Application forms can be acquired from the Registration Section of Registrar of Firms of District
Government. Partnership deed shall be made on judicial papers worth Rs.1,000 on behalf of the
firm, which shall be signed by all partners and witnesses accordingly, mentioning their complete
particulars therein. A Challan form of Rs.100 submitted in National Bank of Pakistan shall be
attached with the application form.

Your bakery may be subject to regular inspections by health officials. You must have excellent
sanitary practices and maintain a bakery providing food which is safe to eat. Hazard Analysis &
Critical Control Points is a management system you can implement which will analyze the safety
of the food you're selling to the public. It allows you to monitor processes from raw materials to
the finished product.

Factors to consider
For new businesses it's not always easy to decide which legal structure to choose. You need to
consider your startup's financial needs, risk and ability to grow. It can be difficult to switch your
legal structure after you've registered your business, so choosing correctly at the start is crucial.

You'll want to ask yourself where your company is headed, and if your structure allows for it.
Turn to your business plan to align your goals with the proper structure. Your entity should
support the possibility for growth and change, not hold it back from its potential.
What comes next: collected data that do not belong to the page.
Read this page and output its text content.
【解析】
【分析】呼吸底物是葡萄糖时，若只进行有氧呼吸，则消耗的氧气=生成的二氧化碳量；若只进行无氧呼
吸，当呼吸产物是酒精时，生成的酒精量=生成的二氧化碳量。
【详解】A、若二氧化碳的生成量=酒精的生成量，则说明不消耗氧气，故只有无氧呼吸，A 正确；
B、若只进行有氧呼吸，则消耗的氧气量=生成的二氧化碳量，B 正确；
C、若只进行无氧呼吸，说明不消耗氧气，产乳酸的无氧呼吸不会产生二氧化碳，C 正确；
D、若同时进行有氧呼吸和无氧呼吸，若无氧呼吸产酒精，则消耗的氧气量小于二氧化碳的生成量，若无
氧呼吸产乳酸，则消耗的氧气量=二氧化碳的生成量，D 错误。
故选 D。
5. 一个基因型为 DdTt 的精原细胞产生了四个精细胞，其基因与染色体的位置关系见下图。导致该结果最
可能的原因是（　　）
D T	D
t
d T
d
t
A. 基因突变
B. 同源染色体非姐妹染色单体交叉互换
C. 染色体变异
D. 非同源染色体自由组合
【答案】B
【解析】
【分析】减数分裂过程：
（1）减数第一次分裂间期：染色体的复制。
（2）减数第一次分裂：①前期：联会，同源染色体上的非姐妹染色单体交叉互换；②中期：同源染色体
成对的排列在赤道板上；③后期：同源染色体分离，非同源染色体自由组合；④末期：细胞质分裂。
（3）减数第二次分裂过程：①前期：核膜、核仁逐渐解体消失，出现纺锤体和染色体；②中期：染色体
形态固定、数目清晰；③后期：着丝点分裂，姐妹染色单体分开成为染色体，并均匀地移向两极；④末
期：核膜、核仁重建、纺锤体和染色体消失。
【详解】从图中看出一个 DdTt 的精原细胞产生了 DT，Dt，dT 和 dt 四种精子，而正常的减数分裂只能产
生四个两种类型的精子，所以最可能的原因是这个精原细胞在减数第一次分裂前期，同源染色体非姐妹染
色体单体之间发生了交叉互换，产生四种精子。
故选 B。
When it comes to startup and operational complexity partnerships require a signed agreement to
define roles and percentages of profits.

Partnerships share the liability between the partners as defined by their partnership agreement.

Individuals in a partnership also claim their share of the profits as personal income. Your
accountant may suggest quarterly or biannual advance payments to minimize the end effect on
your return.

Capital investment
If you need to obtain outside funding sources, like investor or venture capital and bank loans,
you may be better off establishing a corporation, which has an easier time obtaining outside
funding than does a sole proprietorship. Corporations can sell shares of stock, securing
additional funding for growth, while partners can only obtain funds through their personal
accounts, using their personal credit or taking on partners.